Depuis très longtemps, on sait que le jour viendrait où la génomique tiendrait ses promesses. Il fallait pour cela que les progrès informatiques dégagent la puissance de calcul nécessaire pour réduire massivement le coût du séquençage du génome (végétal, animal et humain) ; et que les leçons soient tirées des premières expériences de clonage d’un être vivant et d’introduction de gènes d’une espèce dans une autre. Ce jour est arrivé. Et les exploits les plus insensés, rêves et cauchemars, sont désormais réalisables.
Ainsi, une équipe de chercheurs argentins, qui avait déjà su cloner une vache capable de produire de l’insuline, vient d’introduire simultanément deux gènes humains dans le génome d’un mammifère : une vache a reçu deux gènes humains contrôlant la production du lait maternel chez la femme ; ils permettront au lait de cette vache de contenir de la lactoferrine et du lysozyme, deux protéines très abondantes chez la femme et presque absentes chez la vache, favorisant chez les enfants qui en consommeront l’assimilation du fer, la fabrication des globules rouges, le développement des dents et de certaines cellules intestinales. Plus encore, les veaux issus de cette vache auront une chance sur trois de disposer des mêmes gènes modifiés.
A priori, il s’agit d’un grand progrès : qui peut critiquer une technique qui permettra d’améliorer la santé des enfants en améliorant les qualités du lait qu’ils consomment ? Pourtant, bien des questions se posent : le lait d’une telle vache sera-t- il consommable sans risque ? Une vache ainsi clonée et modifiée génétiquement est-elle encore une vache, ou bien constitue-t-elle l’amorce d’une nouvelle espèce animale ? A-t-elle une dimension humaine ? Enfin, consommer sa viande serait–il cannibale ?

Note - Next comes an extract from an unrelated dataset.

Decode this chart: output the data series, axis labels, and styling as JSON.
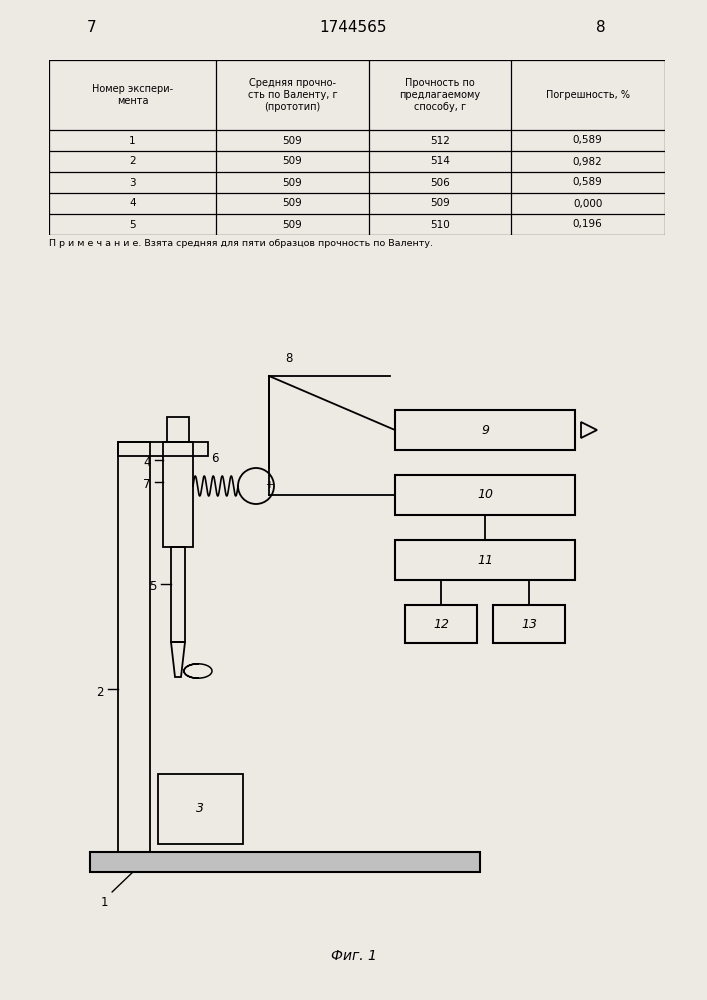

Ces questions sont d’autant plus importantes que cette innovation, en apparence mineure, s’inscrit dans un ensemble de mutations beaucoup plus vastes, qui permettent déjà, et permettront plus encore demain, de faire porter des gènes humains par des animaux et, en travaillant sur les cellules souches, de rendre des organes animaux compatibles avec l’espèce humaine, afin de les y greffer. Plus loin encore, on créera des espèces animales nouvelles, des chimères, capables d’intervenir dans des milieux difficiles, radioactifs par exemple, ou de remplacer les hommes au combat. Et même, transgression suprême, de doter des animaux d’un cerveau proche de l’humain. Un peu plus tard, la rencontre de l’informatique, de la génomique, des nanotechnologies et des neurosciences permettra à l’homme de créer d’autres espèces, ultra-humaines, hyper-humaines.
Qu’on n’espère pas y mettre une barrière. A moins d’une très improbable police mondiale, faisant du génome un sanctuaire, on trouvera toujours un lieu pour mener ces expérimentations, peu couteuses, en les justifiant par la promesse de guérir des maladies rares ou de prolonger l’espérance de vie des hommes. Et même si l’Occident y résiste, les pays émergents, de l’Argentine à la Chine, en passant par le Brésil et demain le Nigéria et l’Indonésie, accueilleront des chercheurs prêts à tout. Après s’être débarrassé de Dieu, l’homme se sera débarrassé de lui-même.